Kalman tracking and parameter estimation of continuous gravitational waves with a pulsar timing array

Continuous nanohertz gravitational waves from individual supermassive black hole binaries may be detectable with pulsar timing arrays. A novel search strategy is developed, wherein intrinsic achromatic spin wandering is tracked simultaneously with the modulation induced by a single gravitational wave source in the pulse times of arrival. A two-step inference procedure is applied within a state-space framework, such that the modulation is tracked with a Kalman filter, which then provides a likelihood for nested sampling.

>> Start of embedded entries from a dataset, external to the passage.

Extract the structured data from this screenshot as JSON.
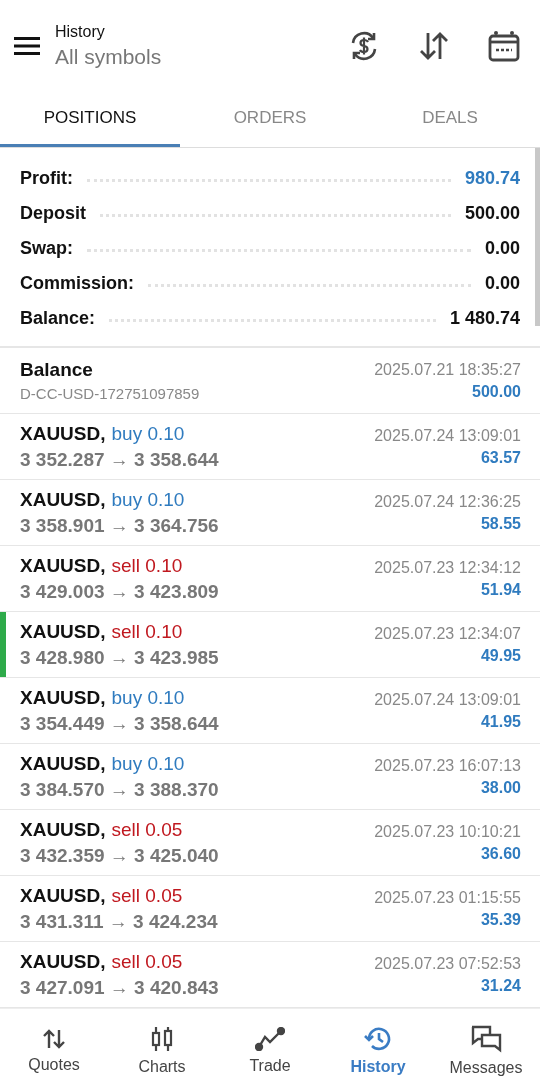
{
  "header": {
    "title": "History",
    "subtitle": "All symbols"
  },
  "tabs": [
    {
      "label": "POSITIONS",
      "selected": true
    },
    {
      "label": "ORDERS",
      "selected": false
    },
    {
      "label": "DEALS",
      "selected": false
    }
  ],
  "summary": [
    {
      "label": "Profit:",
      "value": "980.74",
      "kind": "highlight"
    },
    {
      "label": "Deposit",
      "value": "500.00",
      "kind": "plain"
    },
    {
      "label": "Swap:",
      "value": "0.00",
      "kind": "plain"
    },
    {
      "label": "Commission:",
      "value": "0.00",
      "kind": "plain"
    },
    {
      "label": "Balance:",
      "value": "1 480.74",
      "kind": "plain"
    }
  ],
  "balance_entry": {
    "title": "Balance",
    "comment": "D-CC-USD-172751097859",
    "time": "2025.07.21 18:35:27",
    "amount": "500.00"
  },
  "positions": [
    {
      "symbol": "XAUUSD,",
      "side": "buy",
      "kind": "buy",
      "volume": "0.10",
      "prices": "3 352.287 → 3 358.644",
      "time": "2025.07.24 13:09:01",
      "profit": "63.57",
      "selected": false
    },
    {
      "symbol": "XAUUSD,",
      "side": "buy",
      "kind": "buy",
      "volume": "0.10",
      "prices": "3 358.901 → 3 364.756",
      "time": "2025.07.24 12:36:25",
      "profit": "58.55",
      "selected": false
    },
    {
      "symbol": "XAUUSD,",
      "side": "sell",
      "kind": "sell",
      "volume": "0.10",
      "prices": "3 429.003 → 3 423.809",
      "time": "2025.07.23 12:34:12",
      "profit": "51.94",
      "selected": false
    },
    {
      "symbol": "XAUUSD,",
      "side": "sell",
      "kind": "sell",
      "volume": "0.10",
      "prices": "3 428.980 → 3 423.985",
      "time": "2025.07.23 12:34:07",
      "profit": "49.95",
      "selected": true
    },
    {
      "symbol": "XAUUSD,",
      "side": "buy",
      "kind": "buy",
      "volume": "0.10",
      "prices": "3 354.449 → 3 358.644",
      "time": "2025.07.24 13:09:01",
      "profit": "41.95",
      "selected": false
    },
    {
      "symbol": "XAUUSD,",
      "side": "buy",
      "kind": "buy",
      "volume": "0.10",
      "prices": "3 384.570 → 3 388.370",
      "time": "2025.07.23 16:07:13",
      "profit": "38.00",
      "selected": false
    },
    {
      "symbol": "XAUUSD,",
      "side": "sell",
      "kind": "sell",
      "volume": "0.05",
      "prices": "3 432.359 → 3 425.040",
      "time": "2025.07.23 10:10:21",
      "profit": "36.60",
      "selected": false
    },
    {
      "symbol": "XAUUSD,",
      "side": "sell",
      "kind": "sell",
      "volume": "0.05",
      "prices": "3 431.311 → 3 424.234",
      "time": "2025.07.23 01:15:55",
      "profit": "35.39",
      "selected": false
    },
    {
      "symbol": "XAUUSD,",
      "side": "sell",
      "kind": "sell",
      "volume": "0.05",
      "prices": "3 427.091 → 3 420.843",
      "time": "2025.07.23 07:52:53",
      "profit": "31.24",
      "selected": false
    }
  ],
  "nav": [
    {
      "label": "Quotes",
      "kind": "quotes",
      "selected": false
    },
    {
      "label": "Charts",
      "kind": "charts",
      "selected": false
    },
    {
      "label": "Trade",
      "kind": "trade",
      "selected": false
    },
    {
      "label": "History",
      "kind": "history",
      "selected": true
    },
    {
      "label": "Messages",
      "kind": "messages",
      "selected": false
    }
  ]
}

The procedure estimates the static parameters in the problem, such as the sky position of the source, without fitting for ensemble-averaged statistics such as the power spectral density of the timing noise, and therefore complements traditional parameter estimation methods. It also returns the Bayes factor relating a model with a single gravitational wave source to one without, complementing traditional detection methods. It is shown via astrophysically representative software injections in Gaussian measurement noise that the procedure distinguishes a gravitational wave from pure noise down to a characteristic wave strain of h0 ≈ 2 × 10−15. Full posterior distributions of model parameters are recovered and tested for accuracy. There is a bias of ≈ 0.3 rad in the marginalized one-dimensional posterior for the orbital inclination ι, introduced by dropping the so-called pulsar terms. Smaller biases ≲ 10 per cent are also observed in other static parameters.